At Tue, 06 Nov 2007 19:10:28 +0300, Stas Sergeev wrote:
Hi.
Takashi Iwai wrote:
In principle, using rate plugin with two periods doesn't work well in case that the sample rates aren't aligned. It's a design issue. You shouldn't use two periods except for hw. Period.
I understand that and I even tried a hack to increase the buffer_size and stop_threshold by the period_size in a rate plugin, although without a success. However, there is one exception: it will work provided the app is allowed to fill both fragments entirely. Without that patch, it simply can't. With the patch - the write returns earlier, the app writes again, the rate plugin gets the period filled, and commits it, before the first one expired. Isn't it exactly the right and reliable fix then?

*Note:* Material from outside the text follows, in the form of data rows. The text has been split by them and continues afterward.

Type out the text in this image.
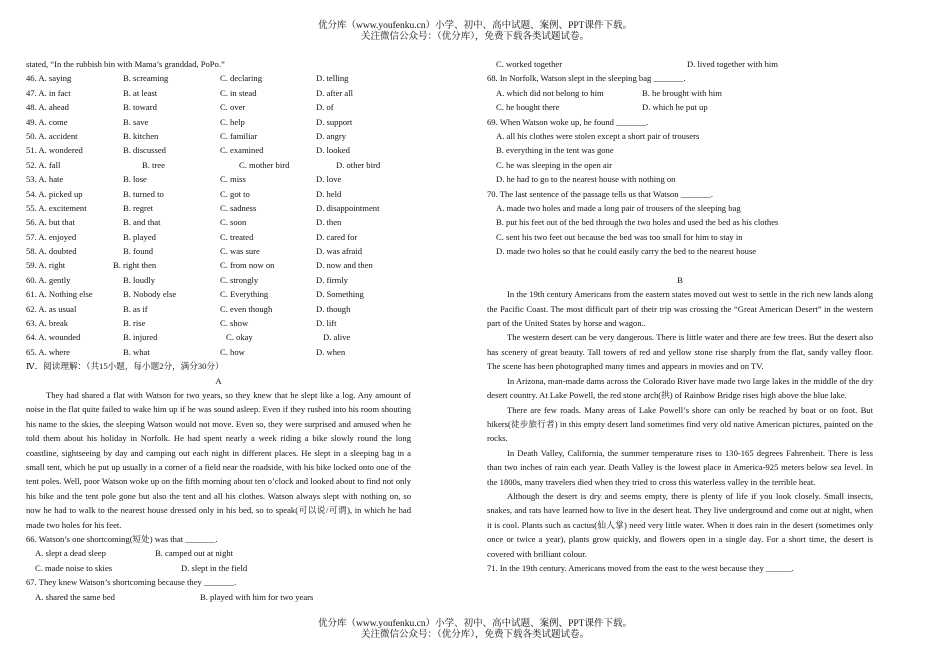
优分库（www.youfenku.cn）小学、初中、高中试题、案例、PPT课件下载。
关注微信公众号：（优分库），免费下载各类试题试卷。
stated, “In the rubbish bin with Mama’s granddad, PoPo.”
46. A. saying	B. screaming	C. declaring	D. telling
47. A. in fact	B. at least	C. in stead	D. after all
48. A. ahead	B. toward	C. over	D. of
49. A. come	B. save	C. help	D. support
50. A. accident	B. kitchen	C. familiar	D. angry
51. A. wondered	B. discussed	C. examined	D. looked
52. A. fall	B. tree	C. mother bird	D. other bird
53. A. hate	B. lose	C. miss	D. love
54. A. picked up	B. turned to	C. got to	D. held
55. A. excitement	B. regret	C. sadness	D. disappointment
56. A. but that	B. and that	C. soon	D. then
57. A. enjoyed	B. played	C. treated	D. cared for
58. A. doubted	B. found	C. was sure	D. was afraid
59. A. right	B. right then	C. from now on	D. now and then
60. A. gently	B. loudly	C. strongly	D. firmly
61. A. Nothing else	B. Nobody else	C. Everything	D. Something
62. A. as usual	B. as if	C. even though	D. though
63. A. break	B. rise	C. show	D. lift
64. A. wounded	B. injured	C. okay	D. alive
65. A. where	B. what	C. how	D. when
Ⅳ．阅读理解：（共15小题，每小题2分，满分30分）
A
They had shared a flat with Watson for two years, so they knew that he slept like a log. Any amount of noise in the flat quite failed to wake him up if he was sound asleep. Even if they rushed into his room shouting his name to the skies, the sleeping Watson would not move. Even so, they were surprised and amused when he told them about his holiday in Norfolk. He had spent nearly a week riding a bike slowly round the long coastline, sightseeing by day and camping out each night in different places. He slept in a sleeping bag in a small tent, which he put up usually in a corner of a field near the roadside, with his bike locked onto one of the tent poles. Well, poor Watson woke up on the fifth morning about ten o’clock and looked about to find not only his bike and the tent pole gone but also the tent and all his clothes. Watson always slept with nothing on, so now he had to walk to the nearest house dressed only in his bed, so to speak(可以说/可谓), in which he had made two holes for his feet.
66. Watson’s one shortcoming(短处) was that _______.
A. slept a dead sleep	B. camped out at night
C. made noise to skies	D. slept in the field
67. They knew Watson’s shortcoming because they _______.
A. shared the same bed	B. played with him for two years
C. worked together	D. lived together with him
68. In Norfolk, Watson slept in the sleeping bag _______.
A. which did not belong to him	B. he brought with him
C. he bought there	D. which he put up
69. When Watson woke up, he found _______.
A. all his clothes were stolen except a short pair of trousers
B. everything in the tent was gone
C. he was sleeping in the open air
D. he had to go to the nearest house with nothing on
70. The last sentence of the passage tells us that Watson _______.
A. made two holes and made a long pair of trousers of the sleeping bag
B. put his feet out of the bed through the two holes and used the bed as his clothes
C. sent his two feet out because the bed was too small for him to stay in
D. made two holes so that he could easily carry the bed to the nearest house
B
In the 19th century Americans from the eastern states moved out west to settle in the rich new lands along the Pacific Coast. The most difficult part of their trip was crossing the “Great American Desert” in the western part of the United States by horse and wagon..
The western desert can be very dangerous. There is little water and there are few trees. But the desert also has scenery of great beauty. Tall towers of red and yellow stone rise sharply from the flat, sandy valley floor. The scene has been photographed many times and appears in movies and on TV.
In Arizona, man-made dams across the Colorado River have made two large lakes in the middle of the dry desert country. At Lake Powell, the red stone arch(拱) of Rainbow Bridge rises high above the blue lake.
There are few roads. Many areas of Lake Powell’s shore can only be reached by boat or on foot. But hikers(徒步旅行者) in this empty desert land sometimes find very old native American pictures, painted on the rocks.
In Death Valley, California, the summer temperature rises to 130-165 degrees Fahrenheit. There is less than two inches of rain each year. Death Valley is the lowest place in America-925 meters below sea level. In the 1800s, many travelers died when they tried to cross this waterless valley in the terrible heat.
Although the desert is dry and seems empty, there is plenty of life if you look closely. Small insects, snakes, and rats have learned how to live in the desert heat. They live underground and come out at night, when it is cool. Plants such as cactus(仙人掌) need very little water. When it does rain in the desert (sometimes only once or twice a year), plants grow quickly, and flowers open in a single day. For a short time, the desert is covered with brilliant colour.
71. In the 19th century. Americans moved from the east to the west because they ______.
优分库（www.youfenku.cn）小学、初中、高中试题、案例、PPT课件下载。
关注微信公众号：（优分库），免费下载各类试题试卷。
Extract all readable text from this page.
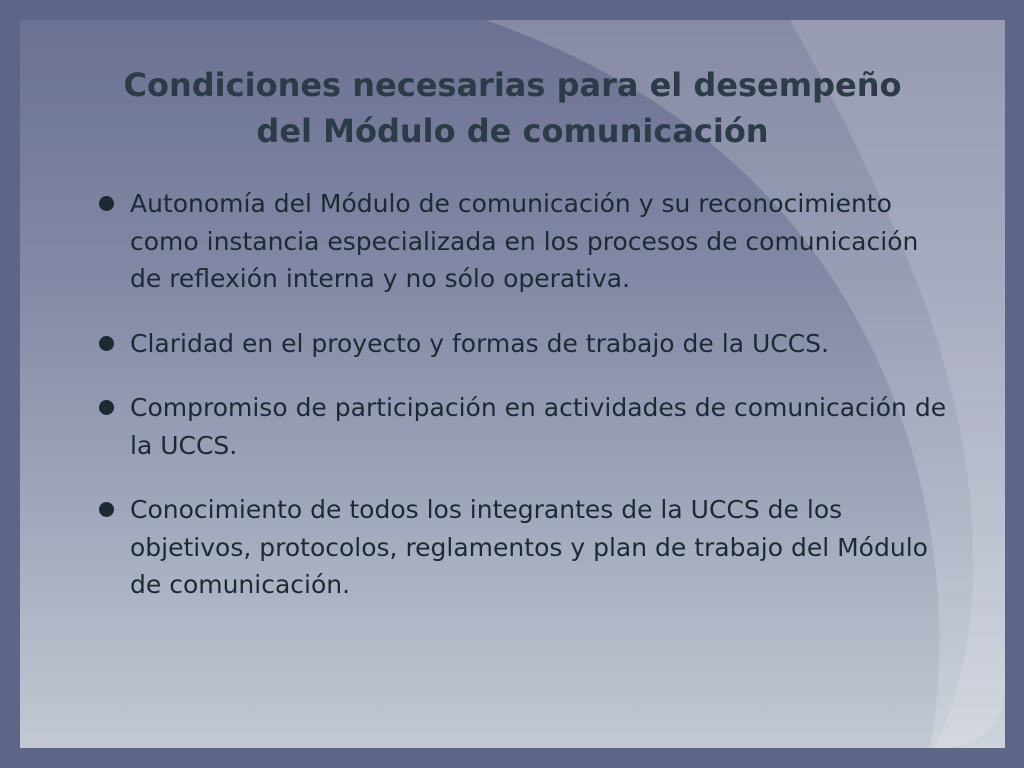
Condiciones necesarias para el desempeño
del Módulo de comunicación
Autonomía del Módulo de comunicación y su reconocimiento como instancia especializada en los procesos de comunicación de reflexión interna y no sólo operativa.
Claridad en el proyecto y formas de trabajo de la UCCS.
Compromiso de participación en actividades de comunicación de la UCCS.
Conocimiento de todos los integrantes de la UCCS de los objetivos, protocolos, reglamentos y plan de trabajo del Módulo de comunicación.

I don't understand your description well. Could you give a simple test code to prove the bug?
Here, note that 940 != 1024 * 44.1 / 48.0 exactly. This rounding causes the drift of wake-up time at each period and the delay is accumulated.
I understand, but the app can start writing _third_ period if write returns earlier. And that write will fill up the reminder of the second one, no matter how it accumulated.

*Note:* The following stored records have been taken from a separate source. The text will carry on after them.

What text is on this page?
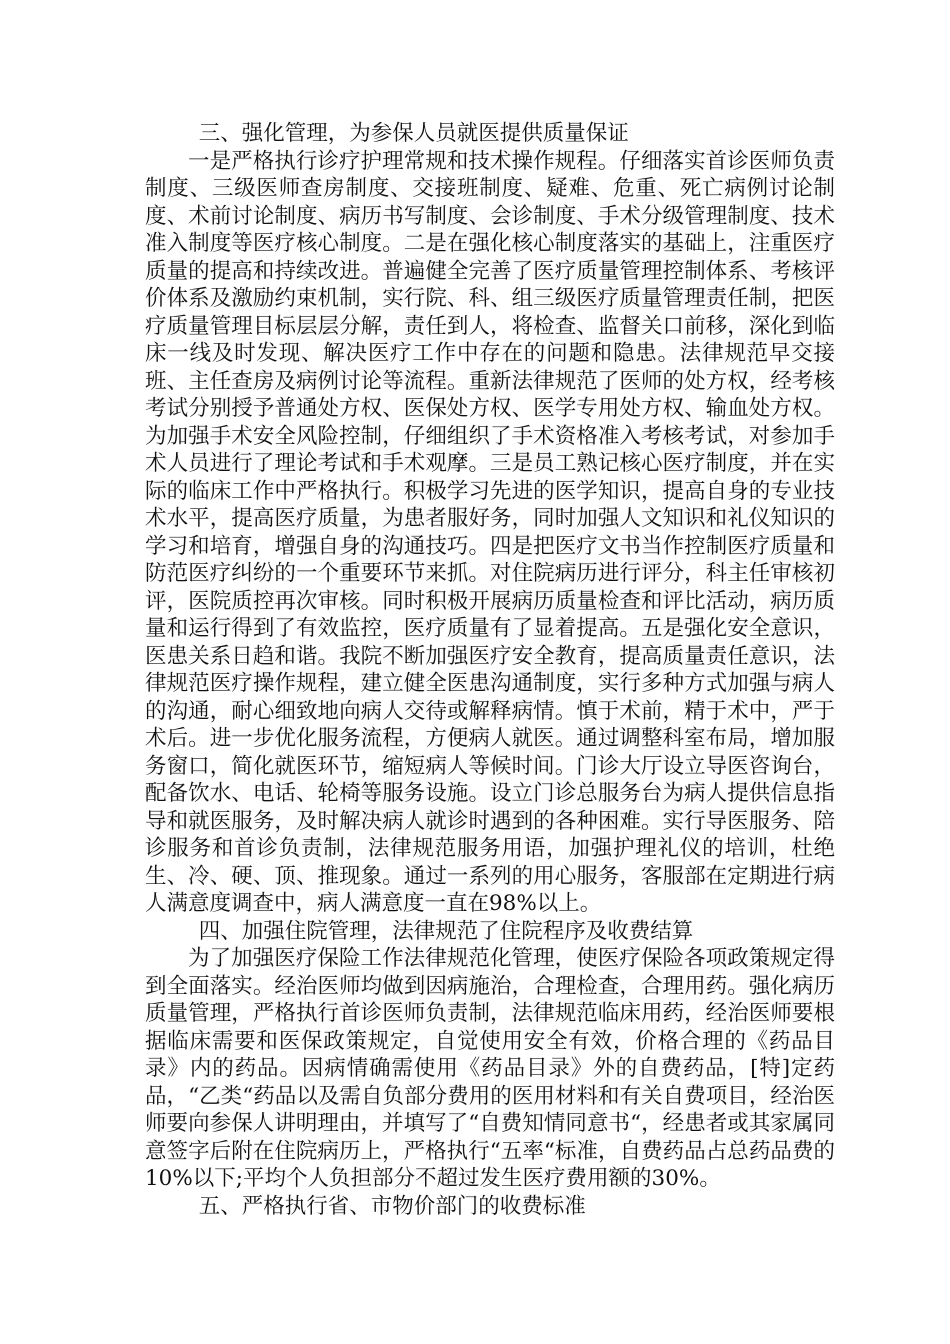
三、强化管理，为参保人员就医提供质量保证

一是严格执行诊疗护理常规和技术操作规程。仔细落实首诊医师负责制度、三级医师查房制度、交接班制度、疑难、危重、死亡病例讨论制度、术前讨论制度、病历书写制度、会诊制度、手术分级管理制度、技术准入制度等医疗核心制度。二是在强化核心制度落实的基础上，注重医疗质量的提高和持续改进。普遍健全完善了医疗质量管理控制体系、考核评价体系及激励约束机制，实行院、科、组三级医疗质量管理责任制，把医疗质量管理目标层层分解，责任到人，将检查、监督关口前移，深化到临床一线及时发现、解决医疗工作中存在的问题和隐患。法律规范早交接班、主任查房及病例讨论等流程。重新法律规范了医师的处方权，经考核考试分别授予普通处方权、医保处方权、医学专用处方权、输血处方权。为加强手术安全风险控制，仔细组织了手术资格准入考核考试，对参加手术人员进行了理论考试和手术观摩。三是员工熟记核心医疗制度，并在实际的临床工作中严格执行。积极学习先进的医学知识，提高自身的专业技术水平，提高医疗质量，为患者服好务，同时加强人文知识和礼仪知识的学习和培育，增强自身的沟通技巧。四是把医疗文书当作控制医疗质量和防范医疗纠纷的一个重要环节来抓。对住院病历进行评分，科主任审核初评，医院质控再次审核。同时积极开展病历质量检查和评比活动，病历质量和运行得到了有效监控，医疗质量有了显着提高。五是强化安全意识，医患关系日趋和谐。我院不断加强医疗安全教育，提高质量责任意识，法律规范医疗操作规程，建立健全医患沟通制度，实行多种方式加强与病人的沟通，耐心细致地向病人交待或解释病情。慎于术前，精于术中，严于术后。进一步优化服务流程，方便病人就医。通过调整科室布局，增加服务窗口，简化就医环节，缩短病人等候时间。门诊大厅设立导医咨询台，配备饮水、电话、轮椅等服务设施。设立门诊总服务台为病人提供信息指导和就医服务，及时解决病人就诊时遇到的各种困难。实行导医服务、陪诊服务和首诊负责制，法律规范服务用语，加强护理礼仪的培训，杜绝生、冷、硬、顶、推现象。通过一系列的用心服务，客服部在定期进行病人满意度调查中，病人满意度一直在98%以上。

四、加强住院管理，法律规范了住院程序及收费结算

为了加强医疗保险工作法律规范化管理，使医疗保险各项政策规定得到全面落实。经治医师均做到因病施治，合理检查，合理用药。强化病历质量管理，严格执行首诊医师负责制，法律规范临床用药，经治医师要根据临床需要和医保政策规定，自觉使用安全有效，价格合理的《药品目录》内的药品。因病情确需使用《药品目录》外的自费药品，[特]定药品，“乙类“药品以及需自负部分费用的医用材料和有关自费项目，经治医师要向参保人讲明理由，并填写了“自费知情同意书“，经患者或其家属同意签字后附在住院病历上，严格执行“五率“标准，自费药品占总药品费的10%以下;平均个人负担部分不超过发生医疗费用额的30%。

五、严格执行省、市物价部门的收费标准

In the case above, it's woken up *LATER* than expected. write/poll doesn't return earlier. Wel, write would return ealier but it doesn't return the size of the period size but must be less than that.

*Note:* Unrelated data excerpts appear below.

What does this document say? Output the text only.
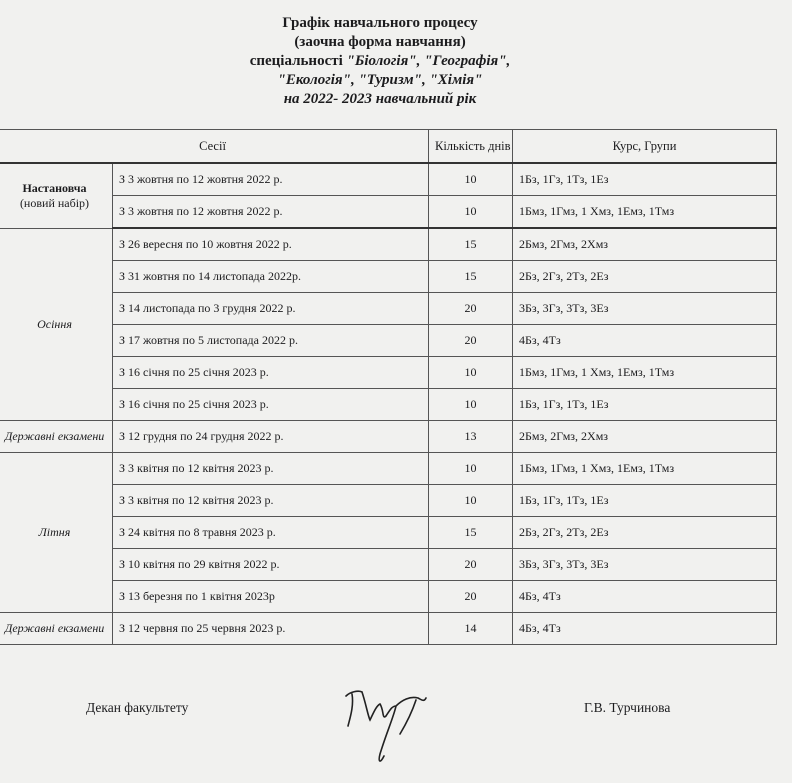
Графік навчального процесу
(заочна форма навчання)
спеціальності "Біологія", "Географія",
"Екологія", "Туризм", "Хімія"
на 2022- 2023 навчальний рік
Сесії		Кількість днів	Курс, Групи
Настановча
(новий набір)	З 3 жовтня по 12 жовтня 2022 р.	10	1Бз, 1Гз, 1Тз, 1Ез
	З 3 жовтня по 12 жовтня 2022 р.	10	1Бмз, 1Гмз, 1 Хмз, 1Емз, 1Тмз
Осіння	З 26 вересня по 10 жовтня 2022 р.	15	2Бмз, 2Гмз, 2Хмз
	З 31 жовтня по 14 листопада 2022р.	15	2Бз, 2Гз, 2Тз, 2Ез
	З 14 листопада по 3 грудня 2022 р.	20	3Бз, 3Гз, 3Тз, 3Ез
	З 17 жовтня по 5 листопада 2022 р.	20	4Бз, 4Тз
	З 16 січня по 25 січня 2023 р.	10	1Бмз, 1Гмз, 1 Хмз, 1Емз, 1Тмз
	З 16 січня по 25 січня 2023 р.	10	1Бз, 1Гз, 1Тз, 1Ез
Державні екзамени	З 12 грудня по 24 грудня 2022 р.	13	2Бмз, 2Гмз, 2Хмз
Літня	З 3 квітня по 12 квітня 2023 р.	10	1Бмз, 1Гмз, 1 Хмз, 1Емз, 1Тмз
	З 3 квітня по 12 квітня 2023 р.	10	1Бз, 1Гз, 1Тз, 1Ез
	З 24 квітня по 8 травня 2023 р.	15	2Бз, 2Гз, 2Тз, 2Ез
	З 10 квітня по 29 квітня 2022 р.	20	3Бз, 3Гз, 3Тз, 3Ез
	З 13 березня по 1 квітня 2023р	20	4Бз, 4Тз
Державні екзамени	З 12 червня по 25 червня 2023 р.	14	4Бз, 4Тз
Декан факультету	Г.В. Турчинова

So, even applying your patch, the XRUN problem may occur at some time as long as you use two periods. It can't be fixed without the fundamental change of the irq / poll handling routines in the ALSA driver.
I am more inclinced to think there is a race - except for the underruns, I've also seen a lockups in poll(). Do you think the race I described in the previous posting doesn't exist?
I don't think it's a race. It appears to be just the matter of configuration mismatch (or misconception) to me.
Whether that hack really does any good thing is questionable, indeed.
Actually, I've found out that it plaques many other bugs. For example, mpg123 sets avail_min=1, which is silly but should work. With the hack, the avail_min just gets increased. Without the hack - snd_pcm_write_areas() spins in a loop trying to commit the samples one-by-one (because the poll returns immediately), eating 100% of CPU. But that's an unrelated bug, which was just hidden, and I think there are more...
Possibly. Changing avail_min isn't a good idea, I believe, too.
First, it skips the avail_min adjustment if the app fills the period size. Thus only for apps that fills arbitrary amount of data via snd_pcm_writei() triggers this hack.
I don't think so.
It is. It has the condition "avail_min > 0", where avail_min is computed from appl_ptr % period_size. Thus, if you fill always the period_size and calls poll, this hack is always skipped.
Because of the rounding errors in a rate plugin, when the app thinks it writes the entire fragment, it actually does not. Any app is affected!
The app must not think that the whole fragment can be written at a single call. That's the bug of the app!
Second, avail_min is checked usually in irq handler and thus its resolution is also in period size. It means avail_min + 1 is equivalent with avail_min + period_size.
Yes, so don't increase it then. :)
So what we can do better? As a temporary solution, we can get rid of the problematic part, or, at least, add the check whether avail_min comes over stop_threshold. I'm not sure whether any big impact by removing the hack there. Maybe not. But, I feel it's a barren discussion. It's really a design problem. Sigh.
I think allowing an app to start writing the third fragment, filling actually the second one, is a very good fix. What problems can you see with it?
The problem is that two periods with the current rate plugin cannot work. Suppose the case of client period size 940, slave period size 1024. The wake up happens at each slave period size, i.e. slave pointer at 1024, 2048, 3072, ... It corresponds to (almost) client pointer at 940, 1881, 2822. At each wakeup point, app is notified that one period gets empty (and one another is being played). Now, you see the wake up is delayed more and more from the expected point, 940, 1880, 2820, ... Hence, at some time, the delay will reach to the period size. The app is notiried that *one* period is empty but at this point *both* periods are empty, that is, buffer underrun.
So, without another wake-up source, the problem cannot be solved.
Takashi